An expert pianist, he performed at Carnegie Hall in his youth, led dance bands in New Jersey and played in New York jazz clubs. He continued to play piano through much of his life.
During World War II, Mr. Blumenson was assigned to a history unit and eventually made his way to Patton's 3rd Army headquarters in Europe. He stayed in France after the war as a civilian historian and as a musician performing in nightclubs. He met his wife in France and often spoke French at home with his family.
As an Army Reserve officer, Mr. Blumenson was recalled to active duty during the Korean War and moved permanently to Washington in 1954.
Among his 23 books were two volumes about German Gen. Erwin Rommel, official histories of the battle for Italy and the Normandy invasion, and a volume on the ultimate Allied triumph in Europe. He also wrote biographies of Gens. Dwight D. Eisenhower (1972) and Mark Clark (1984), and "Vildé Affair: Beginnings of the French Resistance" (1977). His final book, "Heroes Never Die" (2001), was a collection of essays about military commanders of World War II.
Mr. Blumenson was best known, however, for his groundbreaking work on Patton. In his 1985 single-volume biography, "Patton: The Man Behind the Legend, 1885-1945," he wrote that Patton's "swashbuckling and color, his flamboyance and profanity . . . were all part of his image, and his image in large part was responsible for his victories."
Reviewing the book for The Washington Post, Rory Quirk wrote, "It is unlikely that anyone can or will equal this thoughtful and credible assessment of one of the great military personalities of this century."

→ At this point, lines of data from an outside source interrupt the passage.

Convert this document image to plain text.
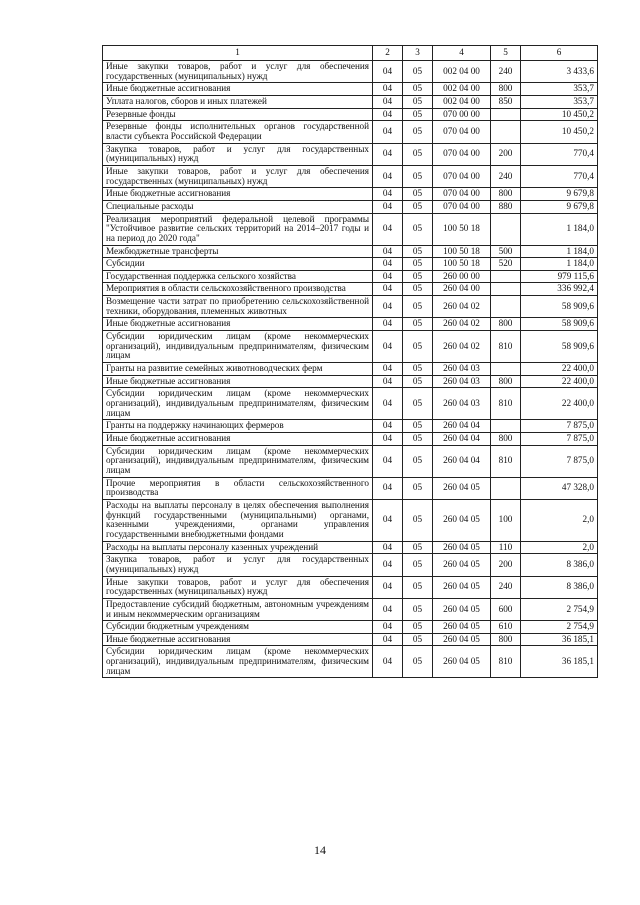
1	2	3	4	5	6
Иные закупки товаров, работ и услуг для обеспечения государственных (муниципальных) нужд	04	05	002 04 00	240	3 433,6
Иные бюджетные ассигнования	04	05	002 04 00	800	353,7
Уплата налогов, сборов и иных платежей	04	05	002 04 00	850	353,7
Резервные фонды	04	05	070 00 00		10 450,2
Резервные фонды исполнительных органов государственной власти субъекта Российской Федерации	04	05	070 04 00		10 450,2
Закупка товаров, работ и услуг для государственных (муниципальных) нужд	04	05	070 04 00	200	770,4
Иные закупки товаров, работ и услуг для обеспечения государственных (муниципальных) нужд	04	05	070 04 00	240	770,4
Иные бюджетные ассигнования	04	05	070 04 00	800	9 679,8
Специальные расходы	04	05	070 04 00	880	9 679,8
Реализация мероприятий федеральной целевой программы "Устойчивое развитие сельских территорий на 2014–2017 годы и на период до 2020 года"	04	05	100 50 18		1 184,0
Межбюджетные трансферты	04	05	100 50 18	500	1 184,0
Субсидии	04	05	100 50 18	520	1 184,0
Государственная поддержка сельского хозяйства	04	05	260 00 00		979 115,6
Мероприятия в области сельскохозяйственного производства	04	05	260 04 00		336 992,4
Возмещение части затрат по приобретению сельскохозяйственной техники, оборудования, племенных животных	04	05	260 04 02		58 909,6
Иные бюджетные ассигнования	04	05	260 04 02	800	58 909,6
Субсидии юридическим лицам (кроме некоммерческих организаций), индивидуальным предпринимателям, физическим лицам	04	05	260 04 02	810	58 909,6
Гранты на развитие семейных животноводческих ферм	04	05	260 04 03		22 400,0
Иные бюджетные ассигнования	04	05	260 04 03	800	22 400,0
Субсидии юридическим лицам (кроме некоммерческих организаций), индивидуальным предпринимателям, физическим лицам	04	05	260 04 03	810	22 400,0
Гранты на поддержку начинающих фермеров	04	05	260 04 04		7 875,0
Иные бюджетные ассигнования	04	05	260 04 04	800	7 875,0
Субсидии юридическим лицам (кроме некоммерческих организаций), индивидуальным предпринимателям, физическим лицам	04	05	260 04 04	810	7 875,0
Прочие мероприятия в области сельскохозяйственного производства	04	05	260 04 05		47 328,0
Расходы на выплаты персоналу в целях обеспечения выполнения функций государственными (муниципальными) органами, казенными учреждениями, органами управления государственными внебюджетными фондами	04	05	260 04 05	100	2,0
Расходы на выплаты персоналу казенных учреждений	04	05	260 04 05	110	2,0
Закупка товаров, работ и услуг для государственных (муниципальных) нужд	04	05	260 04 05	200	8 386,0
Иные закупки товаров, работ и услуг для обеспечения государственных (муниципальных) нужд	04	05	260 04 05	240	8 386,0
Предоставление субсидий бюджетным, автономным учреждениям и иным некоммерческим организациям	04	05	260 04 05	600	2 754,9
Субсидии бюджетным учреждениям	04	05	260 04 05	610	2 754,9
Иные бюджетные ассигнования	04	05	260 04 05	800	36 185,1
Субсидии юридическим лицам (кроме некоммерческих организаций), индивидуальным предпринимателям, физическим лицам	04	05	260 04 05	810	36 185,1
14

After leaving the Army's history department in 1967, Mr. Blumenson worked briefly in the Johnson administration as an adviser to the anti-poverty program. Since 1970, he was an independent scholar and writer who often taught and lectured at colleges, including George Washington University, the U.S. Military Academy and the Army and Navy war colleges. In 1995, he received the prestigious Samuel Eliot Morison Prize for his contributions to military history. He was a member of the Harvard and Cosmos clubs.
His wife of 55 years, Genevieve Adelbert Blumenson, died in 2000.
Survivors include a son, John J-G. Blumenson of Toronto.
At the time of his death, Mr. Blumenson had an unfinished manuscript on his desk -- a new book about Patton.